Die UPA war eindeutig eine brutale Terrororganisation, die deutlich mehr Menschen auf dem Gewissen hat, als etwa die baskische ETA oder die deutsche RAF. Mit so einer Organisation kann man nicht guten Gewissens sympathisieren, egal wie man es dreht und egal wie ihre Ziele aussahen.
Du hast hier ziemlich grundsätzlich Begrifflichkeiten und historische Abläufe durcheinandergebracht. Wenn Du Dich wirklich für diese Thematik interessierst (und nicht allein das Ziel, Deine politische Überzeugung zu beweisen im Vordergrund steht), dann solltest Du Dir zu dem Thema mal ein wenig Literatur besorgen. Das Buch von Franziska Bruder ist sehr UPA-kritisch, der Subtelny bemüht sich stark, das Thema von verschiedenen Seiten zu beleuchten, ich denke, die Kombination könnte hilfreich sein.
Auf weitere Punkte zur UPA gehe ich nicht erst ein, da Du hier von falschen Annahmen ausgehst bezüglich Deiner Meinung, die UPA sei eine "Terrororganisation" gewesen (ich unterscheide hier, wie es wohl allgemein üblich ist, zwischen einer Terrororganisation und einer Partisanenarmee, wohl wissend, dass Partisanenarmeen typischerweise auch für Verbrechen verantwortlich sind).
Ja, wie gesagt, die Rote Armee ebenso wie die Wehrmacht waren reguläre Armeen, zweifellos aber auch in schwere Verbrechen verwickelt. Ihre primäre Aufgabe war jedoch der Frontkampf, was bei der UPA nicht der Fall war. Dennoch sollte man keine dieser Organisationen verehren. Dass früher die Rote Armee so gefeiert wurde, lag wohl daran, dass jeder Staat, und sei es ein internationalistischer Vielvölkerstaat, eine Art nationalen Mythos braucht, mit dem sich die einfache Bevölkerung identifizieren kann. Und damals war das eben die siegreiche Rote Armee.

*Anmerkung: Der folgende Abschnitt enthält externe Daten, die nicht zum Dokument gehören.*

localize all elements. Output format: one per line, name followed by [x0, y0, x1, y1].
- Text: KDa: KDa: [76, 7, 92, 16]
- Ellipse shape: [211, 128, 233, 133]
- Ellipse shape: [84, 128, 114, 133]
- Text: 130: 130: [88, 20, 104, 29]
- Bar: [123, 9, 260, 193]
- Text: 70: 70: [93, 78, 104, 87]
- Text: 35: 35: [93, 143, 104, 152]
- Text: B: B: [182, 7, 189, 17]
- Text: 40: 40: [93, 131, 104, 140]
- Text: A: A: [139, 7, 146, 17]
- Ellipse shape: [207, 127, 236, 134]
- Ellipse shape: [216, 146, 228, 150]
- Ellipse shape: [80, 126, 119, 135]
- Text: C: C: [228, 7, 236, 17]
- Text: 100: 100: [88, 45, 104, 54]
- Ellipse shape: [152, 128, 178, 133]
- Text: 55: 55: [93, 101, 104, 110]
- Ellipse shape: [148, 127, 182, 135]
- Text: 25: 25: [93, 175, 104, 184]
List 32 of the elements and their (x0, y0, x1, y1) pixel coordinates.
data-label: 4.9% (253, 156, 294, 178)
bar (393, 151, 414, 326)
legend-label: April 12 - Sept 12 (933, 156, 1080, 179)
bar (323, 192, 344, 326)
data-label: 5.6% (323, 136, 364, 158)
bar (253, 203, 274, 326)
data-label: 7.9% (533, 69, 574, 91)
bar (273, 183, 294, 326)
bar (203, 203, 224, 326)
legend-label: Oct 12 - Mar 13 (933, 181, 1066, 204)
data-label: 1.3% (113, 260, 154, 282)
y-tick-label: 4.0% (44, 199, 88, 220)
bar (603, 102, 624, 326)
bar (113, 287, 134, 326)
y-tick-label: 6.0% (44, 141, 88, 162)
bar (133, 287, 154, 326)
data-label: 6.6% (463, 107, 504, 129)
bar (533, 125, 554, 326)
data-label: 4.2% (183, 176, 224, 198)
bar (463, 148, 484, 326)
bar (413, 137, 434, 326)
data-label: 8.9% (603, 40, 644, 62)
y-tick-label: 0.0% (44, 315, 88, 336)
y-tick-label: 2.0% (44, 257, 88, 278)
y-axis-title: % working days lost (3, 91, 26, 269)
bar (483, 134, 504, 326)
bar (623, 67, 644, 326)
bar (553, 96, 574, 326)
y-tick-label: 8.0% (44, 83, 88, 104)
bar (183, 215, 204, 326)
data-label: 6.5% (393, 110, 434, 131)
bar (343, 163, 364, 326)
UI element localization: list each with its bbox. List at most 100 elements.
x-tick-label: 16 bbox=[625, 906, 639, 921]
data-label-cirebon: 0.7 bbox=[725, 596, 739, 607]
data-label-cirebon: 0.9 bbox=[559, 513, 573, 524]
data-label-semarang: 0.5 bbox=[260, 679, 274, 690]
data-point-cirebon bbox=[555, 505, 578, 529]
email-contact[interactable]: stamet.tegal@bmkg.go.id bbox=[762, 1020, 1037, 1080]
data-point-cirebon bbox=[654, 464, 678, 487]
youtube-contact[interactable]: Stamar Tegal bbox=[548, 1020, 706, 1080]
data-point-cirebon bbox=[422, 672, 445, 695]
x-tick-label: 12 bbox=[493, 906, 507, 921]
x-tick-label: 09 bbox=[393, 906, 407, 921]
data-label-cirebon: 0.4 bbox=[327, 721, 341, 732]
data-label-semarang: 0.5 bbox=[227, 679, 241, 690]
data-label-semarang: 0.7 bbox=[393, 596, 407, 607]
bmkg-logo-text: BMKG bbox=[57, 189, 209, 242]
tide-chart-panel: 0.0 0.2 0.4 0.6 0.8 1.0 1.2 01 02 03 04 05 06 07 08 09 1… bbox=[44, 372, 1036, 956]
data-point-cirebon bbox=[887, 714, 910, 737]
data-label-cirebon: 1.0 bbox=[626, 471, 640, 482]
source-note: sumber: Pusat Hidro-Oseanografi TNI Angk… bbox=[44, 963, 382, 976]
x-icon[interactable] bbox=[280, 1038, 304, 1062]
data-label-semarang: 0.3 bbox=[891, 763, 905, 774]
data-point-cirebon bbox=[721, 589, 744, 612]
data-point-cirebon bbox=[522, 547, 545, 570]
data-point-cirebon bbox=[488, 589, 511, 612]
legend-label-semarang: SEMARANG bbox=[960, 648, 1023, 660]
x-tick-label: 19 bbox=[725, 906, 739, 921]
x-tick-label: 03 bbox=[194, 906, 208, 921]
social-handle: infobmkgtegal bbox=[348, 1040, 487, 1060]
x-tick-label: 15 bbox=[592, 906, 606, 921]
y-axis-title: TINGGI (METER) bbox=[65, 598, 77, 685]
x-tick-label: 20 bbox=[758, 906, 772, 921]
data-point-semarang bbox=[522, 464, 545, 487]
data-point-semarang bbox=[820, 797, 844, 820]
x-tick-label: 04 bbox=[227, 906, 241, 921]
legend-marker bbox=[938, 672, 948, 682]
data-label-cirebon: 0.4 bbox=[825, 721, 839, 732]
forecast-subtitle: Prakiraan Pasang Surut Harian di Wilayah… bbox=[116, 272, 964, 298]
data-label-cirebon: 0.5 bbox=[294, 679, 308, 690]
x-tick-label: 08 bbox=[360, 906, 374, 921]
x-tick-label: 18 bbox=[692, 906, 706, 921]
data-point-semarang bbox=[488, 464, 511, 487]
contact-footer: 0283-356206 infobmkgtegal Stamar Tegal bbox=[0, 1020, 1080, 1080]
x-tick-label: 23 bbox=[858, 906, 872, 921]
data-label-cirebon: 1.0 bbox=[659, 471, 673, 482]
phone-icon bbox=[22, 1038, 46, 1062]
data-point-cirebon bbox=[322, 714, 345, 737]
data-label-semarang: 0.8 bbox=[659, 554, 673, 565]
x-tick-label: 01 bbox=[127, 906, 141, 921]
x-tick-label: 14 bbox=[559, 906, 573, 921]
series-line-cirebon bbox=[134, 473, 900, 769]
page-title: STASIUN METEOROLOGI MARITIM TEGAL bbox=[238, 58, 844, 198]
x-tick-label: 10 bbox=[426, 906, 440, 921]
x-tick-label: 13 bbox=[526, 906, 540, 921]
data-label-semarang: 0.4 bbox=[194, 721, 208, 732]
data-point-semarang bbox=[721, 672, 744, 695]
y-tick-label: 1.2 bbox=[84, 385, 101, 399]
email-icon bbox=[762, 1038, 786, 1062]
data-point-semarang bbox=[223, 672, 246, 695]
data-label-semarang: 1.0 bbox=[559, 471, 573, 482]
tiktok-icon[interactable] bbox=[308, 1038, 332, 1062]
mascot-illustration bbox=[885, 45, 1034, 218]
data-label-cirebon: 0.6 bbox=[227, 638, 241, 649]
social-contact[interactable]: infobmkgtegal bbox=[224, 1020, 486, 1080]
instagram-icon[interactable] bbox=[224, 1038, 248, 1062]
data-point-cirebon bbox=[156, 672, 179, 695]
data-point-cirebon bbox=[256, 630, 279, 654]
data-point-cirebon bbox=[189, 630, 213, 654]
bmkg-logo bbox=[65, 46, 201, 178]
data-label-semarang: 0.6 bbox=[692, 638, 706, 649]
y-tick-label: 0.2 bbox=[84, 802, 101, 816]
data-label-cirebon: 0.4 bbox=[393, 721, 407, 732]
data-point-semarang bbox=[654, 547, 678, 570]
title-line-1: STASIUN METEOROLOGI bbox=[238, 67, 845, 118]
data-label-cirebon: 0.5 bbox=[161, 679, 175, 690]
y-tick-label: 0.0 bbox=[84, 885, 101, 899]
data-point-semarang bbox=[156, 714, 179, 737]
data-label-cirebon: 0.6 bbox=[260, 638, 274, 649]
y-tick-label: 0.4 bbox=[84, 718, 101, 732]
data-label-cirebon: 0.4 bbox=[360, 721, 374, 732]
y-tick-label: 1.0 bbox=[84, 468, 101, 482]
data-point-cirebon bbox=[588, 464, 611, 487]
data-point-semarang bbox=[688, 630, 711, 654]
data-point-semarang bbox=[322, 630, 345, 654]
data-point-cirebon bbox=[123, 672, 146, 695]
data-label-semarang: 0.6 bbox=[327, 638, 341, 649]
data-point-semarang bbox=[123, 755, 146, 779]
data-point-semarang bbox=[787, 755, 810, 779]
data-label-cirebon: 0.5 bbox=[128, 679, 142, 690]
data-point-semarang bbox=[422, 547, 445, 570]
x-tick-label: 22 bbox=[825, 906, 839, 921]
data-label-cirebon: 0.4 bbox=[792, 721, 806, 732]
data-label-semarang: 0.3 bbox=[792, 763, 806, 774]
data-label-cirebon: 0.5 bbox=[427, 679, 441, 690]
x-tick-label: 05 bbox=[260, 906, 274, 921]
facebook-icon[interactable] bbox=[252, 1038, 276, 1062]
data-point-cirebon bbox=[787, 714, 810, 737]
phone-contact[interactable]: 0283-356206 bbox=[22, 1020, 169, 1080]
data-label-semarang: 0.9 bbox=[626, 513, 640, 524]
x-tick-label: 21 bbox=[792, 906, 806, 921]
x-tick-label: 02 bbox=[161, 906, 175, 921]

Nun, eine Glorifizierung der Wehrmacht leisten sich hierzulande höchstens mal Leute aus der ganz rechten Ecke. Für die Rote Armee sollen aber andere Maßstäbe gelten. Ich stelle fest, dass, wenn man sich bemüht, die Geschichte halbwegs objektiv zu lesen, eine gewisse Schieflage herrscht, wenn eine Verehrung der Roten Armee bei gleichzeitigem Ignorieren der Verbrechen, für die sie verantwortlich war, in Ordnung sein soll, aber eine Vererhung vergleichbarer Organisationen nicht. Ich hatte ja schon geschrieben, dass ich (a) das Bedürfnis der Menschen nach Heldenverehrung in gewisser Weise verstehe, mir da aber keine doppelten Standards wünsche und (b) ich mir eigentlich wünschen würde, wenn man statt Heldenverehrung mehr zu etwas wie - ich nenne es mal - "kritischer Würdigung" käme: Würdigung der Opfer und der Leistung einzelner, Kritik für das, was Kritik verdient. Aber das wird wohl lange noch ein frommer Wunsch bleiben...
Es genügt nicht, nur keine Gedanken zu haben, man muss auch unfähig sein, sie auszudrücken!